A control arm lift is typically a combination of spacers for the top of the strut assembly and replacement upper control arms for the front axle, with lift blocks, and U-bolts for the rear axle. The spacer provides the actual “lift” for the front axle. The spacer sits between the top of the strut assembly and the body of the vehicle. This effectively makes the strut and spring assembly longer. The suspension of the vehicle is forced further downward, thus producing the lift.
The control arms are re-engineered to allow for more clearance at the chassis. That allows for greater movement, or “travel,” without the control arm contacting any other parts. The control arms are redesigned to allow for greater suspension travel, better ride quality, better ball joint angle, and improved alignment adjustment. They are also stronger and lighter than the stock control arms, reducing unsprung weight.

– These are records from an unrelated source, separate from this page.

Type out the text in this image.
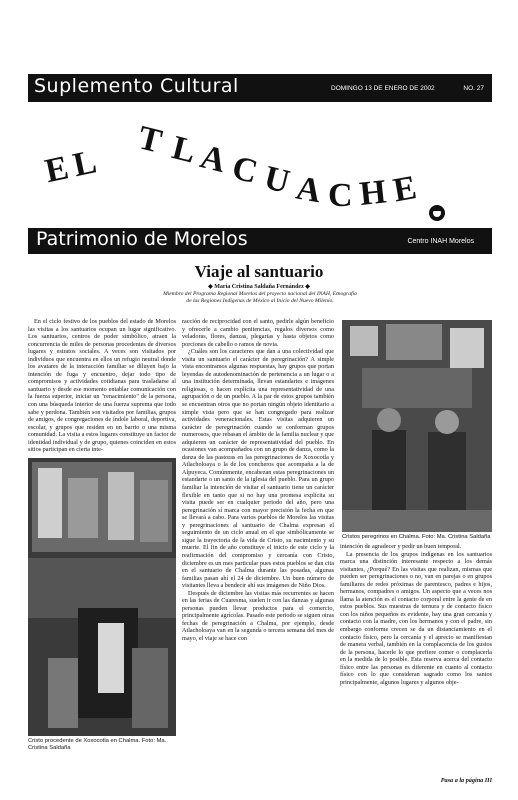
Suplemento Cultural	DOMINGO 13 DE ENERO DE 2002	NO. 27
E
L
T L
A
C U A C H E
Patrimonio de Morelos	Centro INAH Morelos
Viaje al santuario
◆ María Cristina Saldaña Fernández ◆
Miembro del Programa Regional Morelos del proyecto nacional del INAH, Etnografía de las Regiones Indígenas de México al Inicio del Nuevo Milenio.

En el ciclo festivo de los pueblos del estado de Morelos las visitas a los santuarios ocupan un lugar significativo. Los santuarios, centros de poder simbólico, atraen la concurrencia de miles de personas procedentes de diversos lugares y estratos sociales. A veces son visitados por individuos que encuentra en ellos un refugio neutral donde los avatares de la interacción familiar se diluyen bajo la intención de fuga y encuentro, dejar todo tipo de compromisos y actividades cotidianas para trasladarse al santuario y desde ese momento entablar comunicación con la fuerza superior, iniciar un "renacimiento" de la persona, con una búsqueda interior de una fuerza suprema que todo sabe y perdona. También son visitados por familias, grupos de amigos, de congregaciones de índole laboral, deportiva, escolar, y grupos que residen en un barrio o una misma comunidad. La visita a estos lugares constituye un factor de identidad individual y de grupo, quienes coinciden en estos sitios participan en cierta inte-

racción de reciprocidad con el santo, pedirle algún beneficio y ofrecerle a cambio penitencias, regalos diversos como veladoras, flores, danzas, plegarias y hasta objetos como porciones de cabello o ramos de novia.

¿Cuáles son los caracteres que dan a una colectividad que visita un santuario el carácter de peregrinación? A simple vista encontramos algunas respuestas, hay grupos que portan leyendas de autodenominación de pertenencia a un lugar o a una institución determinada, llevan estandartes e imágenes religiosas, o hacen explícita una representatividad de una agrupación o de un pueblo. A la par de estos grupos también se encuentran otros que no portan ningún objeto identitario a simple vista pero que se han congregado para realizar actividades veneracionales. Estas visitas adquieren un carácter de peregrinación cuando se conforman grupos numerosos, que rebasan el ámbito de la familia nuclear y que adquieren un carácter de representatividad del pueblo. En ocasiones van acompañados con un grupo de danza, como la danza de las pastoras en las peregrinaciones de Xoxocotla y Atlacholoaya o la de los concheros que acompaña a la de Alpuyeca. Comúnmente, encabezan estas peregrinaciones un estandarte o un santo de la iglesia del pueblo. Para un grupo familiar la intención de visitar el santuario tiene un carácter flexible en tanto que si no hay una promesa explícita su visita puede ser en cualquier periodo del año, pero una peregrinación sí marca con mayor precisión la fecha en que se llevará a cabo. Para varios pueblos de Morelos las visitas y peregrinaciones al santuario de Chalma expresan el seguimiento de un ciclo anual en el que simbólicamente se sigue la trayectoria de la vida de Cristo, su nacimiento y su muerte. El fin de año constituye el inicio de este ciclo y la reafirmación del compromiso y cercanía con Cristo, diciembre es un mes particular pues estos pueblos se dan cita en el santuario de Chalma durante las posadas, algunas familias pasan ahí el 24 de diciembre. Un buen número de visitantes lleva a bendecir ahí sus imágenes de Niño Dios.

Después de diciembre las visitas más recurrentes se hacen en las ferias de Cuaresma, suelen ir con las danzas y algunas personas pueden llevar productos para el comercio, principalmente agrícolas. Pasado este periodo se siguen otras fechas de peregrinación a Chalma, por ejemplo, desde Atlacholoaya van en la segunda o tercera semana del mes de mayo, el viaje se hace con

Cristo procedente de Xoxocotla en Chalma. Foto: Ma. Cristina Saldaña
Cristos peregrinos en Chalma. Foto: Ma. Cristina Saldaña

intención de agradecer y pedir un buen temporal.

La presencia de los grupos indígenas en los santuarios marca una distinción interesante respecto a los demás visitantes, ¿Porqué? En las visitas que realizan, mismas que pueden ser peregrinaciones o no, van en parejas o en grupos familiares de redes próximas de parentesco, padres e hijos, hermanos, compadres o amigos. Un aspecto que a veces nos llama la atención es el contacto corporal entre la gente de en estos pueblos. Sus muestras de ternura y de contacto físico con los niños pequeños es evidente, hay una gran cercanía y contacto con la madre, con los hermanos y con el padre, sin embargo conforme crecen se da un distanciamiento en el contacto físico, pero la cercanía y el aprecio se manifiestan de manera verbal, también en la complacencia de los gustos de la persona, hacerle lo que prefiere comer o complacerla en la medida de lo posible. Esta reserva acerca del contacto físico entre las personas es diferente en cuanto al contacto físico con lo que consideran sagrado como los santos principalmente, algunos lugares y algunos obje-

Pasa a la página III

The control arms allow for the use of a bigger spacer, increased suspension travel, and an overall higher lift. Replacing the control arms also allows for the use of different types of ball joints, which are stronger and last longer than factory units. Be sure to do some research here, and select the ball joints that most closely match the type of activities you’ll be participating in with your truck. Lastly, aftermarket control arms allow for more suspension travel, which means they provide the clearance necessary for larger lifts, or the use of a coil over suspension, later on down the road.
The lift on the rear axle is accomplished by placing the lift blocks between the bottom of the rear leaf springs and the top of the rear differential housing. They are then secured with the longer U-bolts. This forces the rear axle downward and the rear suspension upward, creating lift. By using the combination of the front and rear suspension kits, the end result is a nice, level, lifted truck that has increased ground clearance, increased suspension travel, better ride and handling, and better alignment geometry.